3. Not providing adequate collateral 

Providing collateral is important should there be a default in payment. Collateral acts as the lender’s insurance policy. Use your property and assets as collateral and it will increase your chances of getting a loan. 

4. Not explaining what the loan is for 

When applying for a loan make sure that you explain what exactly the money will be used for. Lender will need to know how the money will be put to use and how it fulfils your wants and needs. 

5. Not prepared with financial documents 

You should always apply for a loan with the proper financial documentation. Apart from your credit score lenders look into your cash flow statement, six months of bank statements, tax returns, the most recent balance sheet and profit & loss statements. Therefore, always maintain a record of your financial statements and documents. Make sure it is up-to-date.  

6. Only focusing on the interest rate 

Interest rates keep fluctuating. Make sure you lock in on a rate you are comfortable with instead of waiting for the rate to change.
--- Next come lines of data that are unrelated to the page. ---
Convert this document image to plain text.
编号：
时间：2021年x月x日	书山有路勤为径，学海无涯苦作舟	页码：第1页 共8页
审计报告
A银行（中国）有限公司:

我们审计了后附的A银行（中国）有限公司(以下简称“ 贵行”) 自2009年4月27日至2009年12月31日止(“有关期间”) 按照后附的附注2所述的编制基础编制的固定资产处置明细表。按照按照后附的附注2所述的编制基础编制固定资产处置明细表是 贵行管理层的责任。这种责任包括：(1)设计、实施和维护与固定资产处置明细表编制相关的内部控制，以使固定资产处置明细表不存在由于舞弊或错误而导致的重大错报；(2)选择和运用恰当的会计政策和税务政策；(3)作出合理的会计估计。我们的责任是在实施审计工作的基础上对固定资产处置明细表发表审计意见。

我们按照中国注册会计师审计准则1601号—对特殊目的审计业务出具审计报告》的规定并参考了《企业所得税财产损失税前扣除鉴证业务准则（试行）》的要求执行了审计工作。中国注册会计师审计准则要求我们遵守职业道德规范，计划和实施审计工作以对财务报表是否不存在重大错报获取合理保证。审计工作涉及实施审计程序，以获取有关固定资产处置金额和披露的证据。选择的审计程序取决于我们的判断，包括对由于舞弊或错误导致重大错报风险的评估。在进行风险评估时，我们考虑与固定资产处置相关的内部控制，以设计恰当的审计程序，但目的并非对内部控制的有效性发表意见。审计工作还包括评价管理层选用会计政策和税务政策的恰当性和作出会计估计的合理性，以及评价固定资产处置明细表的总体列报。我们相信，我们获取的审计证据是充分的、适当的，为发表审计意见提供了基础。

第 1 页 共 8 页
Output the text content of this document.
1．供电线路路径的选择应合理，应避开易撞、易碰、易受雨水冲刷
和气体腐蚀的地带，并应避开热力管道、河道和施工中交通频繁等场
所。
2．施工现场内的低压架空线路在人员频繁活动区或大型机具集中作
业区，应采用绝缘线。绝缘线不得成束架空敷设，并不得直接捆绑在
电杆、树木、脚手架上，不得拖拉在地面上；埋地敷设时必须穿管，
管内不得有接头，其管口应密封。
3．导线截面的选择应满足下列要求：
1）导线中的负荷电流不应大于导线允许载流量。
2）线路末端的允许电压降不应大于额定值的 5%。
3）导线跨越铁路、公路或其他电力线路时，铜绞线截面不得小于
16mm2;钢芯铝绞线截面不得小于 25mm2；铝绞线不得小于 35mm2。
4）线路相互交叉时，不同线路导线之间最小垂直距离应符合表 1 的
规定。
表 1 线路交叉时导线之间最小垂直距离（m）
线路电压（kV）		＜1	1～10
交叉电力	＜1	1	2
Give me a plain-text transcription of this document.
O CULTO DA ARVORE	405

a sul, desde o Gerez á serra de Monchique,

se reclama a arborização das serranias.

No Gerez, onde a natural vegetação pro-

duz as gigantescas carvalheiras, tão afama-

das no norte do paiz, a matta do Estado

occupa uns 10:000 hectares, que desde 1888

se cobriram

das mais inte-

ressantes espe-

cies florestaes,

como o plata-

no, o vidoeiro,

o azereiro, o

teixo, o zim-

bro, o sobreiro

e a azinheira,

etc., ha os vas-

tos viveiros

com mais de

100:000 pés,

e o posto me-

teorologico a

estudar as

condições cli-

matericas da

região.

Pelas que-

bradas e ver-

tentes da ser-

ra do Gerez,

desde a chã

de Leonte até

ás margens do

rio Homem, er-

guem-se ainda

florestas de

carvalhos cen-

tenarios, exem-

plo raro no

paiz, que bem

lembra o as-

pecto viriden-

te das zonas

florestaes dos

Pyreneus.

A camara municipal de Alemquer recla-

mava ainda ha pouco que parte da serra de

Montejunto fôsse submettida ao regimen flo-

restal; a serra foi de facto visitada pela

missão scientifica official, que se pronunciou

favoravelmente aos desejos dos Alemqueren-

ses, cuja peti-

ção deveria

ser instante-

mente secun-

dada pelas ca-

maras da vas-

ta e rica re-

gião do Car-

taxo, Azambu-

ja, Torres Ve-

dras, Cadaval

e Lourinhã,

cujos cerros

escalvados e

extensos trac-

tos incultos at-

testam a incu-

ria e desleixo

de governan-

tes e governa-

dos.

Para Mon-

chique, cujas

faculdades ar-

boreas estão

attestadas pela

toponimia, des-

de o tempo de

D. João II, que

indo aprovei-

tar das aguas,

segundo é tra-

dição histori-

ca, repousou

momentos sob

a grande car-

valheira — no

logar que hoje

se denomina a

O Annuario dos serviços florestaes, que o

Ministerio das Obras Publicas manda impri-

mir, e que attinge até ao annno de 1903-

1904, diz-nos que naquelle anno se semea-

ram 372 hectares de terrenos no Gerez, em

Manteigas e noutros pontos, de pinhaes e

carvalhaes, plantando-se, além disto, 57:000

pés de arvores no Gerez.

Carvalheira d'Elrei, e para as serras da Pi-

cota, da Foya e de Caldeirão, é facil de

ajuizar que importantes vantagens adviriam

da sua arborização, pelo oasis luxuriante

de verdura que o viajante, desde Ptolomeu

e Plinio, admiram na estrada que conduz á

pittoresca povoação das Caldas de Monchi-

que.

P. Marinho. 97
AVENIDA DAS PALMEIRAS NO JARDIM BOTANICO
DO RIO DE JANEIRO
Focus on other aspects of the loan like the term, lender’s flexibility on repayment and the amount needed for collateral.  

7. Not reading the contract 

Do not hastily sign any contract. Before you put your sign over the dotted lines make sure you fully understand the terms and conditions of the transaction. Once you sign there is not going back. Therefore, clarify any queries and do not assume anything. 

8. Depending on one lender 

Being fully dependent on one financial institution can make your business vulnerable. Instead focus on meeting other lenders and consider other financing options before you make a decision.